Find the equivalent resistance of this 5-resistor circuit

[aaronll]

I have a question about an exercise I don't understand, I don't want the solution, only the first element to begin.

I have tried with kirchhoff law, but I failed.
thanks

 

[berkeman]

Remember that you need to show some effort on schoolwork-type problems. If there are certain symmetries in this bridge circuit, you can sometimes simplify it. But in general you would use KCL or similar to solve it. Can you show us how to use KCL to solve it?

 

[aaronll]

Remember that you need to show some effort on schoolwork-type problems. If there are certain symmetries in this bridge circuit, you can sometimes simplify it. But in general you would use KCL or similar to solve it. Can you show us how to use KCL to solve it?

If I start with these equation, assuming current I_i for i = 1,2,3,4,5, and using KCL and what I know about circuit and correlated laws:
I have:

I_1 + I_2 = I_{tot}
I_1 = I_5 + I_3
I_2 + I_5 = I_4
I_3 + I_4 = I _{tot}


and for general I have:
$R_{tot} = \frac{V_{AB}}{I_{tot}}$

with the equation:

R_1 * I_1 + R_3 * I_3 = V_{AB}
and so on, for total of 4 equation, each equal to V_{AB}



By now, is correct my resolution?
to me seem very strange

P.S. excuse for some LaTex code but seem not work, If you help me also with this :)

 

[phinds]

What you have written is correct (although I would give points off for your failure to SHOW the currents even though it's pretty clear that you are using a reasonable convention). BUT ... what does that have to do with the equivalent resistance? You are not asked to give a bunch of equations, you are asked to give ONE equation of the form

$R_{eq}$ = <whatever>

 

[aaronll]

What you have written is correct (although I would give points off for your failure to SHOW the currents even though it's pretty clear that you are using a reasonable convention). BUT ... what does that have to do with the equivalent resistance? You are not asked to give a bunch of equations, you are asked to give ONE equation of the form

$R_{eq}$ = <whatever>

Yes, $R_{tot}$ that I have written is the $R_{eq}$, but to find that resistance... I tried with KCL with that bunch of equation, but I don't arrive at the end because there always too much variable in the equation I found ( e.g. for replacement)

 

[phinds]

Do you know about delta-Y transforms?

 

[aaronll]

Do you know about delta-Y transforms?

According to my professor they come later.. so first I should able to resolve this exercise, but I don't understand how

 

[phinds]

According to my professor they come later.. so first I should able to resolve this exercise, but I don't understand how

Well, since you can't just USE the transform equations, it is now up to you to derive them. This will allow you to break your problem into two parts --- one fairly messy, the transform equations, and the other very simple conceptually but still involving messy equations in this case because you have so many unknowns.

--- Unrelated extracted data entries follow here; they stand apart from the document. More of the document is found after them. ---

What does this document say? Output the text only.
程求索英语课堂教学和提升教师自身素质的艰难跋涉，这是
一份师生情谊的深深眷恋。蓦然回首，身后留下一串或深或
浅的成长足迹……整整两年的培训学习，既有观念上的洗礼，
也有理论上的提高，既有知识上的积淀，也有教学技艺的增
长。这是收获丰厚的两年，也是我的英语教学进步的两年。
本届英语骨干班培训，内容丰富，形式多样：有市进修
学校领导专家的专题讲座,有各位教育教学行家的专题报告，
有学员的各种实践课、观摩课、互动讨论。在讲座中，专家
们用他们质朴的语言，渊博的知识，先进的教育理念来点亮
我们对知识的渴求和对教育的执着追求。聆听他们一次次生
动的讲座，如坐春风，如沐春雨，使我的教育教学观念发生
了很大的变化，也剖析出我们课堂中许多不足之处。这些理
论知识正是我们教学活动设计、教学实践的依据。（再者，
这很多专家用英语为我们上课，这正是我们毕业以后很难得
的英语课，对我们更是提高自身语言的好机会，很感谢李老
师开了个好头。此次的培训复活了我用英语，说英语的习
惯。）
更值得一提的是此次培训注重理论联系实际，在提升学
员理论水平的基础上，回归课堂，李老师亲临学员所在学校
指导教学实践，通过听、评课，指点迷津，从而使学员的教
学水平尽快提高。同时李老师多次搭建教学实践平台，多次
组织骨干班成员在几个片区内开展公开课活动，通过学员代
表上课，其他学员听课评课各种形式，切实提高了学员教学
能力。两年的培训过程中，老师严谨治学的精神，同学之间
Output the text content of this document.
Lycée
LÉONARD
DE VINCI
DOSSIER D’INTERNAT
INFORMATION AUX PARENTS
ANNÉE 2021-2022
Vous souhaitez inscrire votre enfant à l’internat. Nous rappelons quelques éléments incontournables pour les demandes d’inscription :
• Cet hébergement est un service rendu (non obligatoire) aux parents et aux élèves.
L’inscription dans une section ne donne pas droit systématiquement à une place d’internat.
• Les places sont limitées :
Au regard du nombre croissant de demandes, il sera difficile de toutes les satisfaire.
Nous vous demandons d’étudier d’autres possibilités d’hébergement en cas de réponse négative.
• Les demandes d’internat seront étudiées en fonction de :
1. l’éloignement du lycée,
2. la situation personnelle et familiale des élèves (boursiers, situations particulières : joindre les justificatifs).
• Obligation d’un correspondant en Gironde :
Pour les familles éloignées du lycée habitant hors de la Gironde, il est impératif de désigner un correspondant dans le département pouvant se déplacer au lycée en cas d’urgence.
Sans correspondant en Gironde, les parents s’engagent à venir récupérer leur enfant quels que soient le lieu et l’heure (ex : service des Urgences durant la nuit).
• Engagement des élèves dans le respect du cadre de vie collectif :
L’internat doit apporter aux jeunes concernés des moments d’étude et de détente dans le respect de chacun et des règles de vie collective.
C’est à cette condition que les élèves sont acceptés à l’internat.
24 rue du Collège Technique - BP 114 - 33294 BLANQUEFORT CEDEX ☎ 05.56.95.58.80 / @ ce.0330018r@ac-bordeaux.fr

Take the upper 3 resistors as a delta and convert that to a Y. That's the hard part. Then you have a very simple series/parallel circuit that is algebraically trivial but which will look messy as all get-out in this case because of the 5 unknowns you have to carry around.

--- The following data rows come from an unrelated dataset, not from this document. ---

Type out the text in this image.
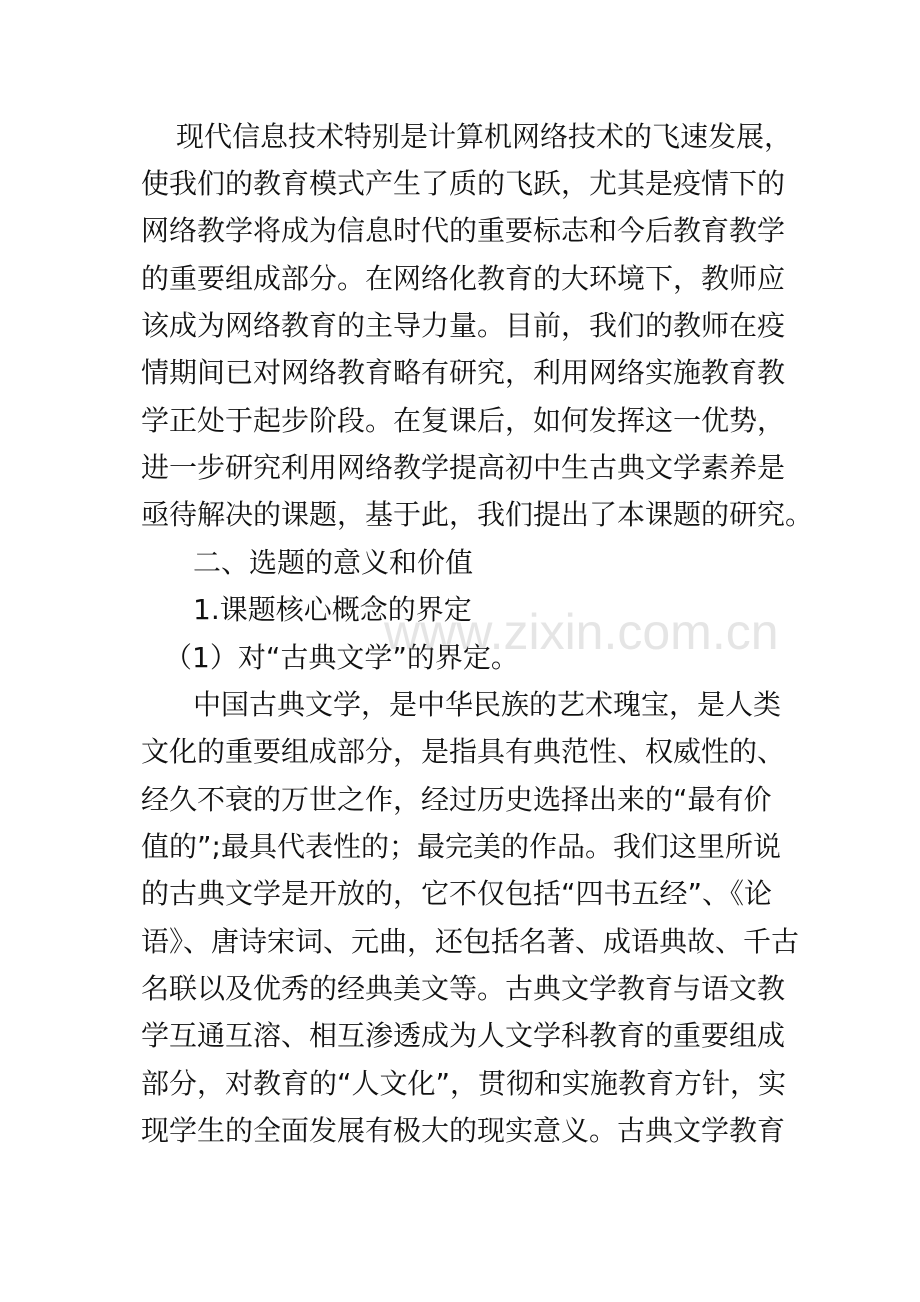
现代信息技术特别是计算机网络技术的飞速发展，
使我们的教育模式产生了质的飞跃，尤其是疫情下的
网络教学将成为信息时代的重要标志和今后教育教学
的重要组成部分。在网络化教育的大环境下，教师应
该成为网络教育的主导力量。目前，我们的教师在疫
情期间已对网络教育略有研究，利用网络实施教育教
学正处于起步阶段。在复课后，如何发挥这一优势，
进一步研究利用网络教学提高初中生古典文学素养是
亟待解决的课题，基于此，我们提出了本课题的研究。
二、选题的意义和价值
1.课题核心概念的界定
（1）对“古典文学”的界定。
中国古典文学，是中华民族的艺术瑰宝，是人类
文化的重要组成部分，是指具有典范性、权威性的、
经久不衰的万世之作，经过历史选择出来的“最有价
值的”;最具代表性的；最完美的作品。我们这里所说
的古典文学是开放的，它不仅包括“四书五经”、《论
语》、唐诗宋词、元曲，还包括名著、成语典故、千古
名联以及优秀的经典美文等。古典文学教育与语文教
学互通互溶、相互渗透成为人文学科教育的重要组成
部分，对教育的“人文化”，贯彻和实施教育方针，实
现学生的全面发展有极大的现实意义。古典文学教育
www.zixin.com.cn
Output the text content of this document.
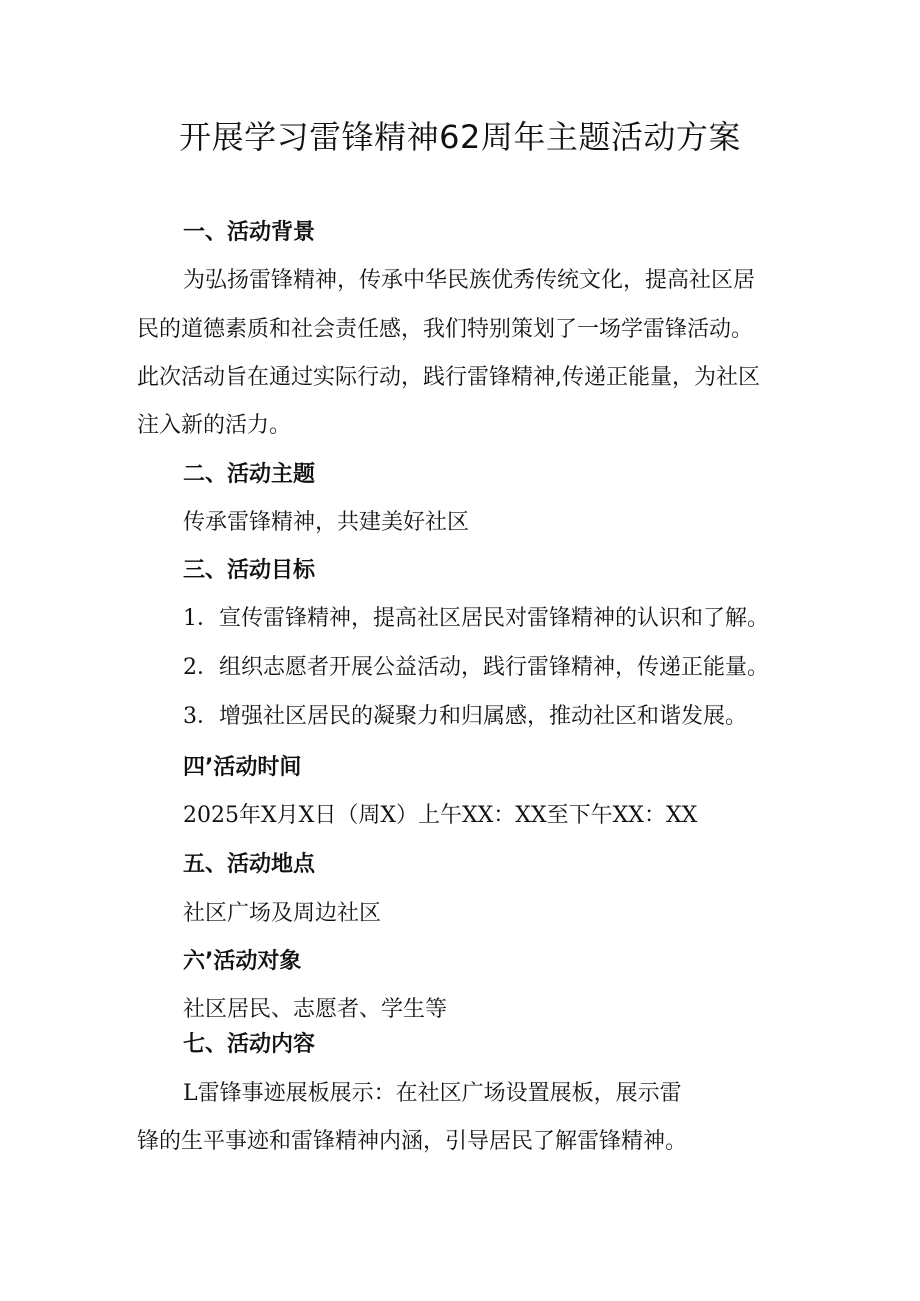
开展学习雷锋精神62周年主题活动方案
一、活动背景
为弘扬雷锋精神，传承中华民族优秀传统文化，提高社区居
民的道德素质和社会责任感，我们特别策划了一场学雷锋活动。
此次活动旨在通过实际行动，践行雷锋精神,传递正能量，为社区
注入新的活力。
二、活动主题
传承雷锋精神，共建美好社区
三、活动目标
1．宣传雷锋精神，提高社区居民对雷锋精神的认识和了解。
2．组织志愿者开展公益活动，践行雷锋精神，传递正能量。
3．增强社区居民的凝聚力和归属感，推动社区和谐发展。
四’活动时间
2025年X月X日（周X）上午XX：XX至下午XX：XX
五、活动地点
社区广场及周边社区
六’活动对象
社区居民、志愿者、学生等
七、活动内容
L雷锋事迹展板展示：在社区广场设置展板，展示雷
锋的生平事迹和雷锋精神内涵，引导居民了解雷锋精神。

The progression will look like this:

Literally speaking, the delta and Y are upside down in this case, but they are still delta and Y in electronics.

 

[phinds]

I should add, by the way, that there is usually more than one way to solve simple circuits like this and I've just given you my way because I think it's the easiest but that's 'cause I'm used to delta-Y transforms.

 

[aaronll]

Finally I understand how to find the equivalent resistance with the delta - star transformation... but it was sufficent to say "Superposition on nodes" , because with that is totally clear.
Anyway thanks for the help.

 

[epenguin]

Yes, $R_{tot}$ that I have written is the $R_{eq}$, but to find that resistance... I tried with KCL with that bunch of equation, but I don't arrive at the end because there always too much variable in the equation I found ( e.g. for replacement)

I think the question was asking you, prompting you, to define, that is to write out the equation for equivalent resistance. Just for the sake of a logical and suggestive order of procedure.

Then this definition contained so it's related to things you have already written and you can start to fill in, substitute et cetera. As I said, just one way of proceeding there are more

 

[The Electrician]

Finally I understand how to find the equivalent resistance with the delta - star transformation... but it was sufficent to say "Superposition on nodes" , because with that is totally clear.
Anyway thanks for the help.

Can you show us how you did it with "Superposition on nodes" so that when other people search for a solution to this problem in the future they will find your work?